I believe I had a some kind of awakening experience in 2010, and I believe that I became aware of the interdependence of all life on earth, and my place in it. It was something like what the Buddha was said to have awakened to, 'dependent origination.' But I didn't have that experience the same way that he did. I did not have the experience after spending years alone in the woods, meditating. I had the experience through learning at a university, through the particular teaching of a particular person, Joanna Macy and systems theory. It was a collective awakening that came through teaching, learning, communicating and relating.
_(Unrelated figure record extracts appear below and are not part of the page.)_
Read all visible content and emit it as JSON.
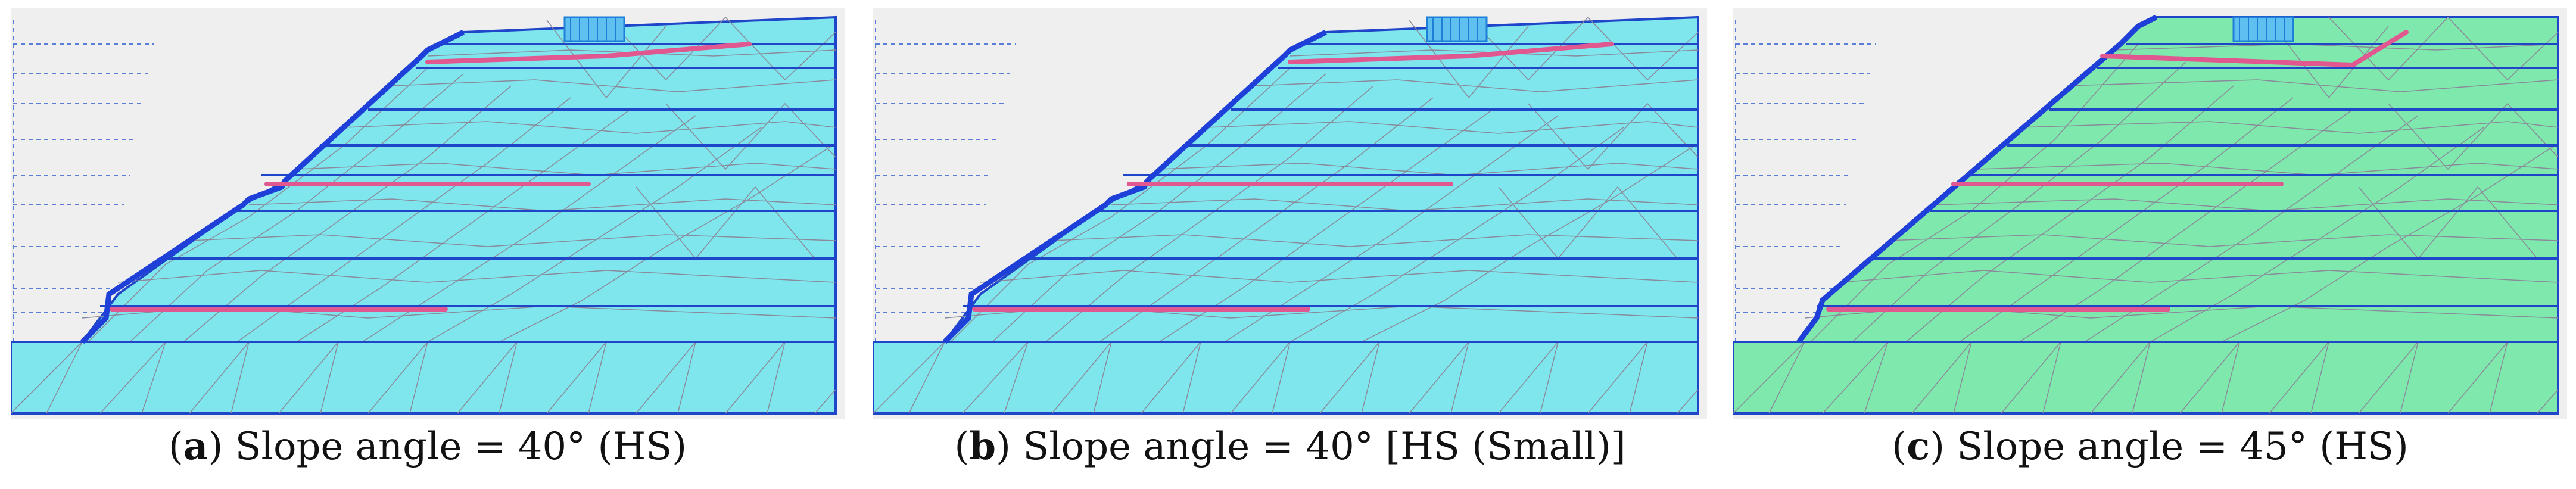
{
  "colors": {
    "background": "#efefef",
    "soil_hs": "#7fe6ee",
    "soil_hs_45": "#7fe8ad",
    "mesh": "#8a8a9a",
    "layer_lines": "#1f45c8",
    "slope_face": "#1f40d8",
    "reinforcement": "#e0588f",
    "load": "#1e7fd8",
    "dashed": "#5b7fd6"
  },
  "panels": [
    {
      "id": "a",
      "label": "a",
      "caption": "Slope angle = 40° (HS)",
      "soil": "soil_hs"
    },
    {
      "id": "b",
      "label": "b",
      "caption": "Slope angle = 40° [HS (Small)]",
      "soil": "soil_hs"
    },
    {
      "id": "c",
      "label": "c",
      "caption": "Slope angle = 45° (HS)",
      "soil": "soil_hs_45"
    }
  ]
}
I think that's why most contemporary Buddhism fails me, because it teaches the Lone Individual form of awakening that is obtained through solitary meditation, and that's not what works for me; it's not what I want. I have spent a lifetime studying sociology, trying to understand society, groups, institutions, relationships. I have been trying to awaken to the larger social world, and how it relates to the natural world. The awakening I had in 2010 was a social awakening, felt at a primal interior gut level, but nonetheless, connecting me to the larger living world in a profound way.
Furthermore, that kind social and interconnected awakening—let's call it Interdependent awakening—is what many people are looking for today. Sure some people are looking for just that kind of solitary experience, completely self-contained, inner-directed, 'transcendent.' But I think there are many more people who really want to communicate and connect with other people, who want to share and learn and awaken through relationship. And I also think there's a significant number who want a social awakening, who want to understand the wider social world, the living ecological world of interdependence and relationships.
That kind of awakening doesn't happen in isolation through solitary meditation. It happens in relationships, through communication and sharing. Meditation is the wrong kind of practice for that kind of awakening. Meditation is still beneficial, and I think if applied correctly it can help people relate better. But Interdependent awakening requires a fundamentally different practice, a collective practice. It can take many forms, but mostly it's about building relationships, cultures and communities.